All I would add to David's directions is that, as you head onto the open prairie, you should walk toward the large, expensive-looking brown wood house with the numerous picture windows. The fence is on a straight line between that house and Quarter Horse Drive (N.B.: it appears that they are adding another street or two perpendicular to Quarter Horse Drive--this will shorten the distance you will need to walk onto the prairie). Also: wear hiking boots.



This is the fence. As many commentators have suggested, it is not really as far from civilization as the pictures make it seem. However, it's still far enough.


There is a small gathering of stones in the shape of an arrow, pointing from the fence toward Laramie. Although this makes for an extremely understated memorial, I think it is perfect for several reasons:


  • It is not a cross; a cross would be too easy, and in light of Christian condemnations of homosexuality, a tasteless joke.
  • One way of reading the arrow is as an accusation: it points toward Laramie, the town that, at least in some ways, shares in the blame for his death.
  • A second way of reading the arrow is as a command to the visitor: go back into the world and try to change it. Try to stop this from happening again.

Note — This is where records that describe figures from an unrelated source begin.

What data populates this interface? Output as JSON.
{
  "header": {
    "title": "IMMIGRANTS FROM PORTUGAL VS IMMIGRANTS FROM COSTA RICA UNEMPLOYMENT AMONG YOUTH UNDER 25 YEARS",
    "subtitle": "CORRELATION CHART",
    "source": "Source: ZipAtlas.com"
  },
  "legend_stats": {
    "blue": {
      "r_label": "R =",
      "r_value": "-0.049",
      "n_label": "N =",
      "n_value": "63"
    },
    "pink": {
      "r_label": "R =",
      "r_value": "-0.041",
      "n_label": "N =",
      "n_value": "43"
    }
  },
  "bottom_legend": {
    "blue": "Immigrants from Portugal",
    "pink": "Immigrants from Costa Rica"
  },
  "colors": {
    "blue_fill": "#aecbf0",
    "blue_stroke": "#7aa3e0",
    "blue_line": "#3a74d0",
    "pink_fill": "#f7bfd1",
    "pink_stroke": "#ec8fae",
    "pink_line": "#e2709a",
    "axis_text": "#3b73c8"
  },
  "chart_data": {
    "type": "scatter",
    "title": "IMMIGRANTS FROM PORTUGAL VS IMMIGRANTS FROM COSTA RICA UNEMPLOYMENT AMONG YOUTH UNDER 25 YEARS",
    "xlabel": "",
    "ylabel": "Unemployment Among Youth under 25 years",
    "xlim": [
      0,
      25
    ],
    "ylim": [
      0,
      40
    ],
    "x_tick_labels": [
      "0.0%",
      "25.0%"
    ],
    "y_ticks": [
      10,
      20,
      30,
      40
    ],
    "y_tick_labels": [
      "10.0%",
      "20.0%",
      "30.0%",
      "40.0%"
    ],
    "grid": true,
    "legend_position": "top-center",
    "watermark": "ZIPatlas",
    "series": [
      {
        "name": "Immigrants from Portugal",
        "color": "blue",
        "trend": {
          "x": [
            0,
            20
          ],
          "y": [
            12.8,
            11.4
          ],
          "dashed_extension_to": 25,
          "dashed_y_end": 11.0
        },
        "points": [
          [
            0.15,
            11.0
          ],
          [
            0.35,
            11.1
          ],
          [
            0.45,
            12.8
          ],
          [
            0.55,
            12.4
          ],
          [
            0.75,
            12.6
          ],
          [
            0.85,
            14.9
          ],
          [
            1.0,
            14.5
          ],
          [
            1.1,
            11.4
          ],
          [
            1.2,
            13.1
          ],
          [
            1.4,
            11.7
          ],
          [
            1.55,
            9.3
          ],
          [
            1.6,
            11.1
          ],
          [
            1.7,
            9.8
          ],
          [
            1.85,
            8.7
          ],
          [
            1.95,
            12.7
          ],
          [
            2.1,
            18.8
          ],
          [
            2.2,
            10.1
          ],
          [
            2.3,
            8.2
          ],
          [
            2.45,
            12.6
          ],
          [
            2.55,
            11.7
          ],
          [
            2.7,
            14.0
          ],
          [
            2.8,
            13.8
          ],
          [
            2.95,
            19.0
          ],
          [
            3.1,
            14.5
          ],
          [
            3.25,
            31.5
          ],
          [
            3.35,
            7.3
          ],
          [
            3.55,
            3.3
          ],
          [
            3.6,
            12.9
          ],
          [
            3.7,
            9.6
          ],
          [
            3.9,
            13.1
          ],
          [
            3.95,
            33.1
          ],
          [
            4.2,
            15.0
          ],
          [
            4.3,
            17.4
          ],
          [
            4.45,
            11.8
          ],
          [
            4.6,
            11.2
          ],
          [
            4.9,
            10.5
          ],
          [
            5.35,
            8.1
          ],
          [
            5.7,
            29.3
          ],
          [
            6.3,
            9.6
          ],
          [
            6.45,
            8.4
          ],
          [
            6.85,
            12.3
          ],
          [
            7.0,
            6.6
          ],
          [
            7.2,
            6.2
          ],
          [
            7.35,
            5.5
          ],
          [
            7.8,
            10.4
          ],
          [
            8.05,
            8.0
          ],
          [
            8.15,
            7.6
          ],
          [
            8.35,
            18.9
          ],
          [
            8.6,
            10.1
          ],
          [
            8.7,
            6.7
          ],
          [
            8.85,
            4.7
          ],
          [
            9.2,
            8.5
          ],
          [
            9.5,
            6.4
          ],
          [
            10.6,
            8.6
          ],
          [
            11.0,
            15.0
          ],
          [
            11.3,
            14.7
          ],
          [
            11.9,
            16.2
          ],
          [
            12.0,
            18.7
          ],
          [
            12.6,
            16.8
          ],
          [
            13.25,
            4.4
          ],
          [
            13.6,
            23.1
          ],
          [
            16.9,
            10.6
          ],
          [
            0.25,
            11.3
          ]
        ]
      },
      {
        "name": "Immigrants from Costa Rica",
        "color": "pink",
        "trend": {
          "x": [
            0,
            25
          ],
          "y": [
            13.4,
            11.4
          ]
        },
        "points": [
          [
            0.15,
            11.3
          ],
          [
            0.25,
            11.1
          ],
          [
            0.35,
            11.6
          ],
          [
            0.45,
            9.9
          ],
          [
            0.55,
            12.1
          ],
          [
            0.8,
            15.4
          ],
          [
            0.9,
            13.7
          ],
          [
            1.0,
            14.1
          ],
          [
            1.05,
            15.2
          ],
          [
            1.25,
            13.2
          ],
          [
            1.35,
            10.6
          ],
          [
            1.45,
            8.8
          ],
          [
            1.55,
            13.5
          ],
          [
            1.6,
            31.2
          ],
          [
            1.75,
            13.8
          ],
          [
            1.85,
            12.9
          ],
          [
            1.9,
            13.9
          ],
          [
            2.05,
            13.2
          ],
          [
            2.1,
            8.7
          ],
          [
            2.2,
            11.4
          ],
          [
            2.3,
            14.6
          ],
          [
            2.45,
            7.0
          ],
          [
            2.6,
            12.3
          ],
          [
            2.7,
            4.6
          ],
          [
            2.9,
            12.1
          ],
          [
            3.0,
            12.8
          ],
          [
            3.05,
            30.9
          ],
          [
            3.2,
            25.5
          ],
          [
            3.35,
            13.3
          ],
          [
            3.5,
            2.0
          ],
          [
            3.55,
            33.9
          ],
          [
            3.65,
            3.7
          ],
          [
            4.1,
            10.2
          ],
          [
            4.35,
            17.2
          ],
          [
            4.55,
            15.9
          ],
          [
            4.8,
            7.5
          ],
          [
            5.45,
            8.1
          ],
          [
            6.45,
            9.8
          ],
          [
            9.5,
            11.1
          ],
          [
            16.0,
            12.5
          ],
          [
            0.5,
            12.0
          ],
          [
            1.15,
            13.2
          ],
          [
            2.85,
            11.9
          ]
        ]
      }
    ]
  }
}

I added a rock to the arrow and another "ghost" joined me on my journey

7 comments:

Chuck Allen said...

Sir -

I am a writer and am doing a book on the EXACT sites of significant tragedies in American history ... events such as the McDonald's massacre in San Diego, Mann Gulch Fire, St. Valentine's Day Massacre, SL-1 Reactor Explosion (Idaho), Hamilton-Burr duel, Karen Silkwood auto crash, Holly-Valens plane crash site and about 130 others.

Among the sites I wish to include because of its significance is the exact location where Matthew Shepard was tied to the buck fence and beaten and the horrible story of what happened there. I understand that you have visited that site.

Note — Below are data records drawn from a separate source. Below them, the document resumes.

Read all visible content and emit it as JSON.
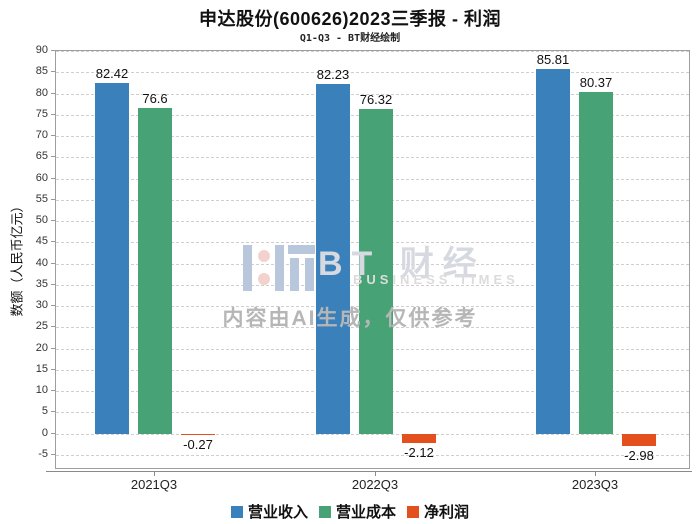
{
  "title": "申达股份(600626)2023三季报 - 利润",
  "subtitle": "Q1-Q3 - BT财经绘制",
  "watermark": {
    "brand": "BT 财经",
    "brand_sub": "BUSINESS TIMES",
    "notice": "内容由AI生成，仅供参考",
    "bar_color": "#b9c7dd",
    "dot_color": "#f3d2cd"
  },
  "chart_data": {
    "type": "bar",
    "title": "申达股份(600626)2023三季报 - 利润",
    "subtitle": "Q1-Q3 - BT财经绘制",
    "categories": [
      "2021Q3",
      "2022Q3",
      "2023Q3"
    ],
    "series": [
      {
        "name": "营业收入",
        "color": "#3a80bb",
        "values": [
          82.42,
          82.23,
          85.81
        ],
        "labels": [
          "82.42",
          "82.23",
          "85.81"
        ]
      },
      {
        "name": "营业成本",
        "color": "#47a376",
        "values": [
          76.6,
          76.32,
          80.37
        ],
        "labels": [
          "76.6",
          "76.32",
          "80.37"
        ]
      },
      {
        "name": "净利润",
        "color": "#e44f1e",
        "values": [
          -0.27,
          -2.12,
          -2.98
        ],
        "labels": [
          "-0.27",
          "-2.12",
          "-2.98"
        ]
      }
    ],
    "ylabel": "数额（人民币亿元）",
    "xlabel": "",
    "ylim": [
      -8.1,
      90
    ],
    "yticks_min": -5,
    "yticks_max": 90,
    "yticks_step": 5,
    "grid": true,
    "grid_style": "dashed",
    "legend_position": "bottom"
  }
}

I have Google Earth coordinates which, from your description and that of Mr. Lohman's blog, I believe to be correct. I would like to e-mail those coordinates to you and ask you to check them on Google Earth and let me know if I have the exact location.

Plesae contact me using my old hotmail account:

dukeboi@hotmail.com

I will then respond to you using my current AOL e-mail which I prefer not have published here. Thank you for your help.

Seth said...

I recently read the the owner of the property got fed up with people coming to the site, and actually removed the fence?

mark said...

I used the directions you posted and found the site with no problem on 7/22/10. Teh fence is still there as is the arrow, though slightly morphed. a Laramie Police officer lives at the dead end road on the right and an elderly couple were looking at their house that was being built on the left. I wonder if the realtor had to disclose the site and the impacts it would have. A very large Baptist church sits at the foot of the road in a cul de sac. Interstate 80 is visible from the fence to the southeast.

Anonymous said...

I'm a little bit confused by the above statement from Mark claiming he visted the Matthew Shepard fence on July 22nd of 2010. He writes that the fence still stands yet a number of reliable websites such as Newsweek, ABC, DenverPost and many more state the fence was completely dismantled and torn down years ago, about 2004, and nothing remains there.

Anonymous said...

hello, thank you for posting the location. i found another site with different coordinates. I am just curious if this is because of new roads, or new road names since..

http://www.findingbrokeback.com/Entering_Wyoming/Shepard_Murder.html

Anonymous said...

I know the owner of the property. It Has been removed since 2004

Anonymous said...

I'm at the site described above, the fence is still there, the arrow although covered in snow and flowers and a card that someone before me left. It is possible that its not the exact site but at least people can see the area.